To date, the fixed-dose combination of elbasvir (50 mg)/grazoprevir (100 mg) has not been rigorously studied in people with decompensated cirrhosis. A phase 2, nonrandomized, open-label study of elbasvir/grazoprevir (50 mg/50 mg) for 12 weeks was completed in 30 persons with genotype 1 infection and CTP class B cirrhosis (Jacobson, 2019). SVR12 rate was 90% (27/30). One participant died of liver failure at posttreatment week 4; 2 participants relapsed. At follow-up week 12, MELD scores improved in 41% (12/29) of treated participants, were unchanged in 38% (11/29), and worsened in 21% (6/29). However, there are no safety or efficacy data regarding the US Food and Drug Administration (FDA)-approved dosage of elbasvir/grazoprevir (50mg/100mg) in persons with decompensated cirrhosis. Therefore, until further data are available, elbasvir/grazoprevir is not recommended for the treatment of persons with decompensated cirrhosis (CTP class B or class C).
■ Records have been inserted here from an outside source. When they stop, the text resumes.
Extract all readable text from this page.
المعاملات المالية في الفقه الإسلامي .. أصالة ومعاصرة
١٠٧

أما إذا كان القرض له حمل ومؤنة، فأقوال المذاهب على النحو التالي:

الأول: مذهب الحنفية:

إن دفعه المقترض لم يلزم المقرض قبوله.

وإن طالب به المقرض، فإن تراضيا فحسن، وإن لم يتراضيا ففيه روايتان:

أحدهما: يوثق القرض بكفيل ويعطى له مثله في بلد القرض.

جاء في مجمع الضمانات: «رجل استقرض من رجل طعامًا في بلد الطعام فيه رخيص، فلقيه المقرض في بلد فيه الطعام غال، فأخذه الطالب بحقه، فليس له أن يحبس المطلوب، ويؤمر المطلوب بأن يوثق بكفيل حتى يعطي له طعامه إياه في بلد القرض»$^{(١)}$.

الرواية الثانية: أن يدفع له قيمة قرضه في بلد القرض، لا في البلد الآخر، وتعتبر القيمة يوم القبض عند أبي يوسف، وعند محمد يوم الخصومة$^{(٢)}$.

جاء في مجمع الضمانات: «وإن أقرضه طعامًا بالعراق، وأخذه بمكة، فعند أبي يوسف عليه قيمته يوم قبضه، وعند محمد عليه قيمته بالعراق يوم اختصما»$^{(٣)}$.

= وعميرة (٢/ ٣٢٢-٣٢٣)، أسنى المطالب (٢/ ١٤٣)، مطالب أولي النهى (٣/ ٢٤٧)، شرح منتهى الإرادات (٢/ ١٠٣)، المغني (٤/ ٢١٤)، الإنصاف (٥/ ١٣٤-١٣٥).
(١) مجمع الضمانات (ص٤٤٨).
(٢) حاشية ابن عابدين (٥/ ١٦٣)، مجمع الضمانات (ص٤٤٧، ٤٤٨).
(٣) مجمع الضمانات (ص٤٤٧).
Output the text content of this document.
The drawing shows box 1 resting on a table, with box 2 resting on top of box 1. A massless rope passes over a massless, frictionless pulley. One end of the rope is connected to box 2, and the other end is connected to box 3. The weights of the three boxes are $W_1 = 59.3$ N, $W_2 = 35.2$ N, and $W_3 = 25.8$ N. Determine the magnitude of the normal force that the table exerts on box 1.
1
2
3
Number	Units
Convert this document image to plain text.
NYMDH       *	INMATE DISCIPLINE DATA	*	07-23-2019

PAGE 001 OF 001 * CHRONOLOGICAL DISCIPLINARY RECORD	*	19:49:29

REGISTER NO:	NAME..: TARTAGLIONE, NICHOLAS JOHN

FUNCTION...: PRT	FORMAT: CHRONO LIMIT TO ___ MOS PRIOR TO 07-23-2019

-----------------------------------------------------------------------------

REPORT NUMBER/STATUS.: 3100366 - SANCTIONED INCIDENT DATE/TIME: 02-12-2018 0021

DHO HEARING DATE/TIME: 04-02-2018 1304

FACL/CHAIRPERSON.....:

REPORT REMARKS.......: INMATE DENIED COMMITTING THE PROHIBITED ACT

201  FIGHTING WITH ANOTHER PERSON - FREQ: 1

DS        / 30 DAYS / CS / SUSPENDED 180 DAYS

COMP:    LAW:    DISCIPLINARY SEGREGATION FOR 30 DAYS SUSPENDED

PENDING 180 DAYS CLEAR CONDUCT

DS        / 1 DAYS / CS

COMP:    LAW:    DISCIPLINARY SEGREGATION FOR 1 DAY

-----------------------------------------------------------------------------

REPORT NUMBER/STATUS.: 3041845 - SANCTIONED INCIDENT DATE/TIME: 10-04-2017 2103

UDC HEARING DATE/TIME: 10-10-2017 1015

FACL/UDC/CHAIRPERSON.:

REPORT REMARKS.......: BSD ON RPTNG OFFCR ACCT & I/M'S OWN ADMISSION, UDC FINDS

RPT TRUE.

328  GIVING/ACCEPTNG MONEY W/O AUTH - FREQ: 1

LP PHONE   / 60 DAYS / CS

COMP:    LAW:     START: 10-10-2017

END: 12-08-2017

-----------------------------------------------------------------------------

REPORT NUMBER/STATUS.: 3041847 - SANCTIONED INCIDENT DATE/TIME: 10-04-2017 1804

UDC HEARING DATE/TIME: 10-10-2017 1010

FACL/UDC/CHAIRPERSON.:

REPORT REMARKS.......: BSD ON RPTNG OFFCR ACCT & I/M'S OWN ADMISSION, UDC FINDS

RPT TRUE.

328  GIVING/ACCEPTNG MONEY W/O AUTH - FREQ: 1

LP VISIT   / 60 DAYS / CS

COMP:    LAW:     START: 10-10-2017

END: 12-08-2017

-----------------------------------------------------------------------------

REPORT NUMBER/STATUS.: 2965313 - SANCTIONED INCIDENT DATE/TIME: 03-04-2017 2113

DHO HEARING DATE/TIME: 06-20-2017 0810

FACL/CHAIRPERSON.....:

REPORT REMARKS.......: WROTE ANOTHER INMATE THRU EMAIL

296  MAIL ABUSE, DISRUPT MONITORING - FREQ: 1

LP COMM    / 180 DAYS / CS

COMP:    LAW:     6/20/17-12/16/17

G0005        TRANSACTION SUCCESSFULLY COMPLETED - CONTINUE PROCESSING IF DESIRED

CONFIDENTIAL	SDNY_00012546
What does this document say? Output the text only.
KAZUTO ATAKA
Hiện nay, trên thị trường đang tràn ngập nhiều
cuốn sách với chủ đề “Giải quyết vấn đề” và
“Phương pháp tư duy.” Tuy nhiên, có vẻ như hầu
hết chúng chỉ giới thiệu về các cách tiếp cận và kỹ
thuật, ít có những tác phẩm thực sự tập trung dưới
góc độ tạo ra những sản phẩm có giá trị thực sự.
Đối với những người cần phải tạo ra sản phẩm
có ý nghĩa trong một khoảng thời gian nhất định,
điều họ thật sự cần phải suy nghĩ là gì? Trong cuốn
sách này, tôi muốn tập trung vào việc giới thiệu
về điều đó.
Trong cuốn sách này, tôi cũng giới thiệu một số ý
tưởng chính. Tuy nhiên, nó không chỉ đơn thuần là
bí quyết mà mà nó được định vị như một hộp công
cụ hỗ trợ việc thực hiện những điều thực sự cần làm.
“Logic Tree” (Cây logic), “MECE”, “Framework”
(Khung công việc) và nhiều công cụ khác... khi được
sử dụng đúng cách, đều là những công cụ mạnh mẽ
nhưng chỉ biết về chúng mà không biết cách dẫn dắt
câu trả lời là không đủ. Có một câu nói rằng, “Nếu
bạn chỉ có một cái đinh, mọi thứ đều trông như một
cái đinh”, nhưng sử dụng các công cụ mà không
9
Similarly, the daily fixed-dose combination of sofosbuvir (400 mg)/velpatasvir (100 mg)/voxilaprevir (100 mg) has not been extensively studied in people with hepatic decompensation. Thus, until further data are available, sofosbuvir/velpatasvir/voxilaprevir is not recommended for people with decompensated cirrhosis (CTP class B or class C). A real-world study conducted in a small number of people with genotype 3 infection and liver cirrhosis showed that the sofosbuvir/velpatasvir/voxilaprevir therapy was highly efficacious. However, poor tolerability was seen in persons with advanced liver disease (Papaluca, 2021). Similarly, a single-center retrospective case review study found sofosbuvir/velpatasvir/voxilaprevir therapy to be efficacious with a high likelihood of attaining SVR among people with decompensated cirrhosis when administered under careful observation (Patel, 2021).
Interferon-Based Regimens
Interferon should not be given to people with decompensated cirrhosis (moderate or severe hepatic impairment, CTP class B or class C) because of the potential for worsening hepatic decompensation.